In those less-mobile days, people often married their neighbours, because those were the people they saw and knew. I suggested the researcher have a look at Harriett's entry in the Sherburne census.

She lived in Westbury, a street or neighbourhood, and was a boarder in the house of the Chubb family. A glance down the page at other residents of Westbury showed that there was a man named Charles Davis living a few doors away.

Davis is a Welsh name, not as common in England. There were only a handful of Charles Davises in all of Dorset in 1891. That one of them lived so near Harriett seemed a convenient coincidence.

Charles was a railway porter-here was a railway connection which fitted with family tradition. He was 20 and unmarried, living with his mother, Jane Davis. Both Charles and Jane were natives of the neighbouring county, Somerset, having been born at Corton Denham.

A review of the Chubb family showed that Emma Chubb, the mother of the family, had also been born in Corton Denham. She was a suitable age to be Jane Davis' daughter.

Research in an earlier census confirmed that Emma Chubb had been born Emma Davis and was Charles' sister.

This left too many coincidences to be dismissed. Charles Davis would certainly have been in and out of his sister's house in Westbury, and could not help knowing Harriett. The fact that young Jones had been called Charles Davis for a time was a strong indication.

The story was that Harriett's beau had been killed before he could marry her. A preliminary search for Charles Davis' death in 1891 turned up no results, but it will be necessary to do the work in England itself to be sure.

Certainly this researcher has good reason to think that he has found his ancestor's unmarried father, even if concrete proof is still lacking.
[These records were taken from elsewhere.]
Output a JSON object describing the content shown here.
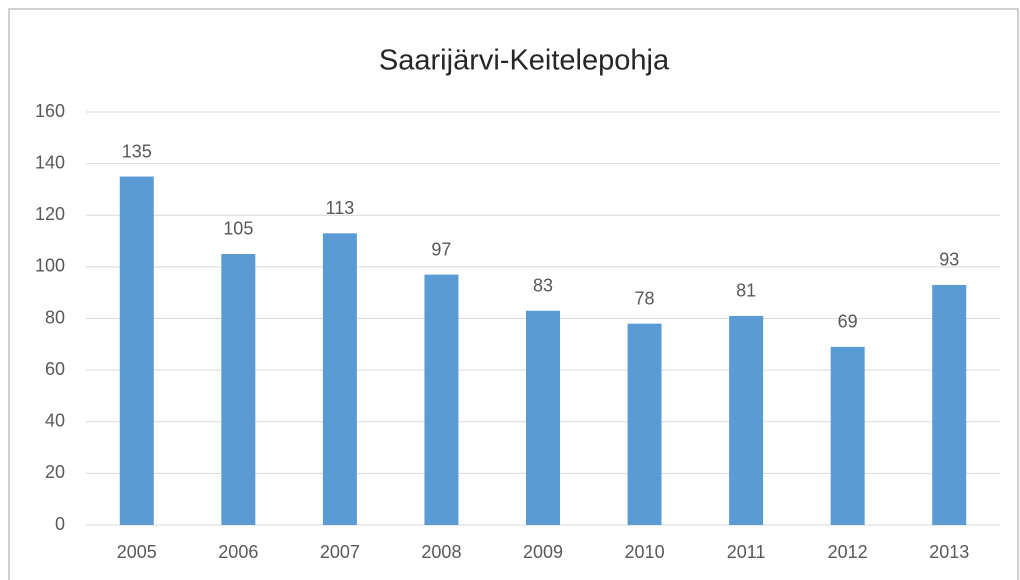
{
  "chart_data": {
    "type": "bar",
    "title": "Saarijärvi-Keitelepohja",
    "categories": [
      "2005",
      "2006",
      "2007",
      "2008",
      "2009",
      "2010",
      "2011",
      "2012",
      "2013"
    ],
    "values": [
      135,
      105,
      113,
      97,
      83,
      78,
      81,
      69,
      93
    ],
    "color": "#5b9bd5",
    "ylim": [
      0,
      160
    ],
    "yticks": [
      0,
      20,
      40,
      60,
      80,
      100,
      120,
      140,
      160
    ],
    "grid": true
  }
}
Given the situation of the law and custom at the time, there may be no actual document which names Charles Davis as Harriett's lover.

This case study was a good example of how genealogical searching must always include the friends and neighbours of our ancestors. They lived much more in their immediate communities than we do.

It also shows that family legend, so often untrustworthy, can be used as an indicator of where the truth lies. The legend may have changed over the years, but a grain of the original situation remains within it.